Beverly never doubted that she had once loved Dudley. She loved his slightly naughty sense of humor, his stadium-size smile, and, more than anything, his gentleness, his gentle voice, gentle manner, gentle touch. During the early years of their more than twenty-five years as man and wife, she couldn’t have asked for more. He hadn’t been handsome, but his lean body and long arms held her safe. He hadn’t been wildly successful, but he earned a decent living, and so what if she drove a Ford Taurus instead of a Mercedes? She had never felt deprived. Dudley read the
Sunday Times
, could follow virtually any conversation, and managed to hold his own in a tough crowd by charm and a quick wit. So what if he wasn’t an intellectual? Neither was she.
How that all changed, she had never figured out. His emphysema came later. The debilitation of their marriage was well under way by the time he got sick.
Beverly traced the origins of their marital difficulties to Deirdre’s leaving home, but obviously something else had been going on, slowly rotting the fabric of their relationship, or their daughter’s departure would never have triggered the animosity it did. Dudley insisted that Deirdre go away to boarding school and gave her the limited choice of Miss Porter’s or Garrison Forest, both schools for girls and both too far away. For reasons Beverly never understood, Deirdre directed her rage at her mother, not her father, who had issued the mandate. She refused to speak to Beverly, except to chastise her for lacking maternal instinct and to accuse her of attempting to exterminate children from her household. When Deirdre returned home for school vacations, her animus was worse than ever, infecting the aura of the Winterses’ home. Defiant, hostile, Deirdre disobeyed her mother and ignored her father. Beverly, in turn, began to despise the man who had ruined their family.
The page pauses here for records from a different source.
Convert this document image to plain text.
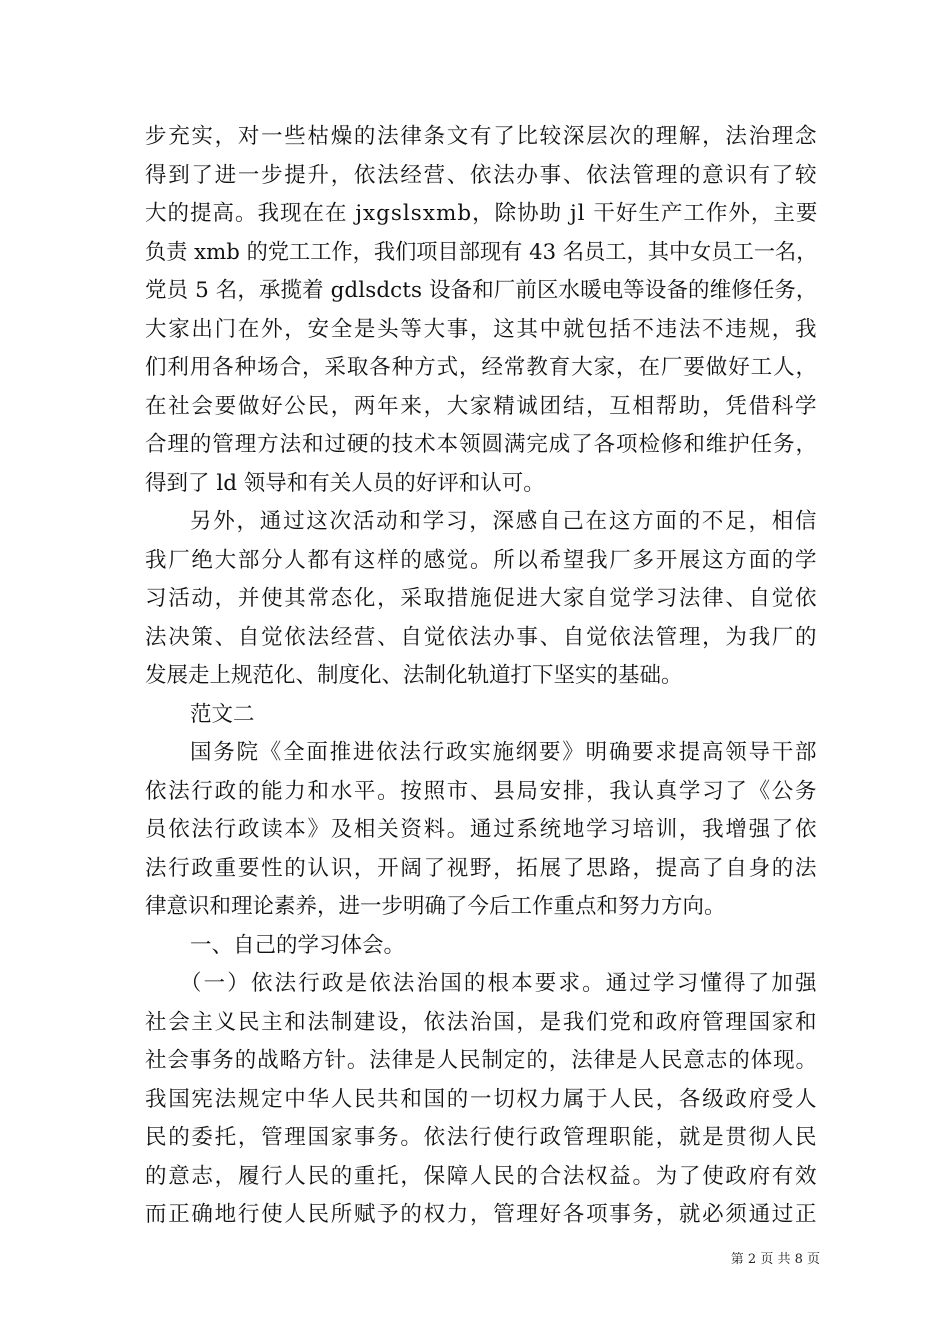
步充实，对一些枯燥的法律条文有了比较深层次的理解，法治理念
得到了进一步提升，依法经营、依法办事、依法管理的意识有了较
大的提高。我现在在 jxgslsxmb，除协助 jl 干好生产工作外，主要
负责 xmb 的党工工作，我们项目部现有 43 名员工，其中女员工一名，
党员 5 名，承揽着 gdlsdcts 设备和厂前区水暖电等设备的维修任务，
大家出门在外，安全是头等大事，这其中就包括不违法不违规，我
们利用各种场合，采取各种方式，经常教育大家，在厂要做好工人，
在社会要做好公民，两年来，大家精诚团结，互相帮助，凭借科学
合理的管理方法和过硬的技术本领圆满完成了各项检修和维护任务，
得到了 ld 领导和有关人员的好评和认可。
另外，通过这次活动和学习，深感自己在这方面的不足，相信
我厂绝大部分人都有这样的感觉。所以希望我厂多开展这方面的学
习活动，并使其常态化，采取措施促进大家自觉学习法律、自觉依
法决策、自觉依法经营、自觉依法办事、自觉依法管理，为我厂的
发展走上规范化、制度化、法制化轨道打下坚实的基础。
范文二
国务院《全面推进依法行政实施纲要》明确要求提高领导干部
依法行政的能力和水平。按照市、县局安排，我认真学习了《公务
员依法行政读本》及相关资料。通过系统地学习培训，我增强了依
法行政重要性的认识，开阔了视野，拓展了思路，提高了自身的法
律意识和理论素养，进一步明确了今后工作重点和努力方向。
一、自己的学习体会。
（一）依法行政是依法治国的根本要求。通过学习懂得了加强
社会主义民主和法制建设，依法治国，是我们党和政府管理国家和
社会事务的战略方针。法律是人民制定的，法律是人民意志的体现。
我国宪法规定中华人民共和国的一切权力属于人民，各级政府受人
民的委托，管理国家事务。依法行使行政管理职能，就是贯彻人民
的意志，履行人民的重托，保障人民的合法权益。为了使政府有效
而正确地行使人民所赋予的权力，管理好各项事务，就必须通过正
第 2 页 共 8 页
Of course, Dr. Prescott over the years had helped her to understand that this grossly simplified version of events was just that, a gross simplification. There had been problems. Beverly had been jealous of Dudley’s affection for his daughter. A part of Beverly had wanted Deirdre to leave them alone. At the same time, Beverly grew bored by the empty household and longed for her daughter’s return. Waiting for Dudley to come home each evening, study the mail as if it held the secret to the hydrogen bomb, and pour himself a Scotch on the rocks lost its appeal. The magic of folding Brooks Brothers boxer shorts, ironing linen handkerchiefs, and keeping up with their social correspondence wore thin. Even participation in the lecture series at the Metropolitan Museum of Art and weekly yoga classes weren’t enough to rejuvenate her interest in their life.
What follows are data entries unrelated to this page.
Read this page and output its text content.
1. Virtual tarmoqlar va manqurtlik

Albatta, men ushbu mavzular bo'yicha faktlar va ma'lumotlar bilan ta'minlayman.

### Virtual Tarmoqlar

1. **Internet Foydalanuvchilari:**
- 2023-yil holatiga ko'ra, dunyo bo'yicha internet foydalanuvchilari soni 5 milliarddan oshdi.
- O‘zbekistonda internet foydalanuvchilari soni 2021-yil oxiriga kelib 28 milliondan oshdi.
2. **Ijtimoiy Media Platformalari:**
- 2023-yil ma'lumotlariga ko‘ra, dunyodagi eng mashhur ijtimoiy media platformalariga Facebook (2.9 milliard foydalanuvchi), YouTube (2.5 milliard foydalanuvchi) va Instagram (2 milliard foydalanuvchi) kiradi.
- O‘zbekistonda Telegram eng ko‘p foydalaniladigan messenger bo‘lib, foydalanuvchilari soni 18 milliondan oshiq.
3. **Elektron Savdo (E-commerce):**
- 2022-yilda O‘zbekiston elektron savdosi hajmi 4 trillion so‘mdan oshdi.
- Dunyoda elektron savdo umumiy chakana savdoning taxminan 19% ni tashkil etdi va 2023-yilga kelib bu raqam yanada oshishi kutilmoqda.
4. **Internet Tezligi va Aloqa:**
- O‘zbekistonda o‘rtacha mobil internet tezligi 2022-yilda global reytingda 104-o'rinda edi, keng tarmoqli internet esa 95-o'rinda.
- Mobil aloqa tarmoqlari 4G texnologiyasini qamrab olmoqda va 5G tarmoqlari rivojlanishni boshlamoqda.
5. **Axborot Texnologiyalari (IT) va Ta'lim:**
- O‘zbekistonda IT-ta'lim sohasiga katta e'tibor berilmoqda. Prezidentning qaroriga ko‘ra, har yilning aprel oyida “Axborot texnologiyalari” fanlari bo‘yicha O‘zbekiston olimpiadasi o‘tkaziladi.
“Are you present?” Dr. Prescott’s voice interrupted Beverly’s ruminations.
“What is that supposed to mean? Of course I’m present. I’m sitting here paying you, aren’t I?” Beverly regretted the tone of her voice even before the words had left her lips. She took a hard drag on the butt of her cigarette, then squashed it down into the ashtray. “You know what it is? I’m sick and tired of struggling, struggling to make a life for myself.” Beverly felt herself exhale with this realization. The articulation of her emotions provided validation to the torment she felt and encouraged her to continue. “Doesn’t Clio understand how hard it is? The irony is that she’ll soon be a widow, but she lacks even an ounce of empathy, or sympathy, or whatever you call it, understanding.”